Lubricant may be required if its been a while since you last removed the blades.

Tip: it can be confusing to work out which way the blade lies so before you remove the blade, mark it with spray paint so you can reinstall it correctly. If you don’t put it in the right way the blade won’t cut!

    4. Examine

Check the blade(s) for any rust or excessive wears. If there is any bent areas or signs of deterioration, it’s best to replace the blades so skip ahead to step 6. If the blade is in good shape then we can proceed to sharpening. 

Tip: It’s always a good idea to keep a second set of blades on hand at all times, that way you can rotate between the two and don’t forget to use your old one for renovations.

    5. Sharpen the blade

We recommend sharpening with a hand file for maximum control and safety of your handiwork. Angle grinders are also a great way to sharpen you blades, work well and are much faster, but if you’re not experienced you risk your own safety as well as overheating the metal and damaging the blade. Remember if the blade is badly damaged replace as you do not want parts of this to come spinning from your mower. 

    6. Reinstall the blade

Reinstall the blade the same way it was mounted before and tighten. A loose blade will throw off the engine timing and make your mower more difficult to start, so make sure it’s tight enough!  

Blades should be checked on a regular basis and immediately if you have accidentally run over a large object in the lawn.


Still getting a poor cut?

Unsharp mower blades are the most common reason for a mowers poor performance, but not the only one.

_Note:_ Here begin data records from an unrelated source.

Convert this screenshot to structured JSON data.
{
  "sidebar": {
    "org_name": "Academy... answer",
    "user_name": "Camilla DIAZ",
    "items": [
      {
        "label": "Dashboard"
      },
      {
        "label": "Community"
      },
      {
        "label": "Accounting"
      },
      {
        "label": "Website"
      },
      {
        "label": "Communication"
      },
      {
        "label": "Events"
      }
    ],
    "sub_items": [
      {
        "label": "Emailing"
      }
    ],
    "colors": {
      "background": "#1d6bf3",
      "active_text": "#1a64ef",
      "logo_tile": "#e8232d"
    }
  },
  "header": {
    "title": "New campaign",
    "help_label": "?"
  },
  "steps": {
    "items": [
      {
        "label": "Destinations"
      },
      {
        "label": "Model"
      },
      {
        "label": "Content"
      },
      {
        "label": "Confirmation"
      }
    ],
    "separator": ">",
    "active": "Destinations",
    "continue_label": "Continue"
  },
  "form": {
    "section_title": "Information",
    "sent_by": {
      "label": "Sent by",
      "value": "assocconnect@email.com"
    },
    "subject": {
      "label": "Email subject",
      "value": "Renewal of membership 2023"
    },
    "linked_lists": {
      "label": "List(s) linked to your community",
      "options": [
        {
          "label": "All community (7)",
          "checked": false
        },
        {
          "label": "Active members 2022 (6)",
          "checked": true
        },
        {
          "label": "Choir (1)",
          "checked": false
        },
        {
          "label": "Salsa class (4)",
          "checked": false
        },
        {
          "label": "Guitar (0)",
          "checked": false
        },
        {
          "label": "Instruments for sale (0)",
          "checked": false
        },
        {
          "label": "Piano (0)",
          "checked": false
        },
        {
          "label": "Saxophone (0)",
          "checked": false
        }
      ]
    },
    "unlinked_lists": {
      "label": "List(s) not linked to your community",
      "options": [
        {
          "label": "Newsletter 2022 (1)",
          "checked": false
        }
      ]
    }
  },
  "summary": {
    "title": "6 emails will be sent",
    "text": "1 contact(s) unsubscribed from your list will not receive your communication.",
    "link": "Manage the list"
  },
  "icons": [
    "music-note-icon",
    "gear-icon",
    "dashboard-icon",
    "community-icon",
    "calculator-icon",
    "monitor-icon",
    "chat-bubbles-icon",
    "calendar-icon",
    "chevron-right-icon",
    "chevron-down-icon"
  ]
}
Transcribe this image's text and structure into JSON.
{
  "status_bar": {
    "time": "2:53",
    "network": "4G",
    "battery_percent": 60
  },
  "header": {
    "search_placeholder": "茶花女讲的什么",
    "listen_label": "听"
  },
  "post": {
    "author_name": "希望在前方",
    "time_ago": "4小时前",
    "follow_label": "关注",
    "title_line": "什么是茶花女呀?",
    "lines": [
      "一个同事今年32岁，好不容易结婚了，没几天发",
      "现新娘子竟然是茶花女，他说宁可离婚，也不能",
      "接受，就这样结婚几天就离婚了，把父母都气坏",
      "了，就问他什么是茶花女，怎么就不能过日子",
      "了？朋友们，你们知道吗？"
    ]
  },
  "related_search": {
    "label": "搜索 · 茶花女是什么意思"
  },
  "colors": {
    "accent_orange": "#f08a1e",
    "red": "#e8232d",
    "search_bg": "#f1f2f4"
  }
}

The main other issue is poor blade tip speed and there can be several causes for this which include:

Engine trouble- If you have failed to service your mower properly than your engine may be running at a reduced level of performance, slowing down the blades

Wet or thick grass- If you try to mow to low or your longish grass is wet this means the mower is working harder to cut the grass, this results again in the blades slowing and poor pickup of clippings as well as the cutting of grass.

Low throttle- A lawn mower is a relatively simple machine and the throttle cable is generally held in with one bolt, as the mower vibrates around your lawn sometimes this loosens over time allow the cable to release slightly. This results in lower engine revs and you guessed it lower blade speed. It is best to get a mechanic to adjust this as increasing the engine speed to much can result in to much strain on the engine and a very short life span.

There is another reason for poor cut quality but it isn’t super common because people don’t usually run across their lawn…

It’s important to match your ground speed to your mowers speed, the slower you go the more revolutions per minute your blades will have and the more likely it is to get a clean cut.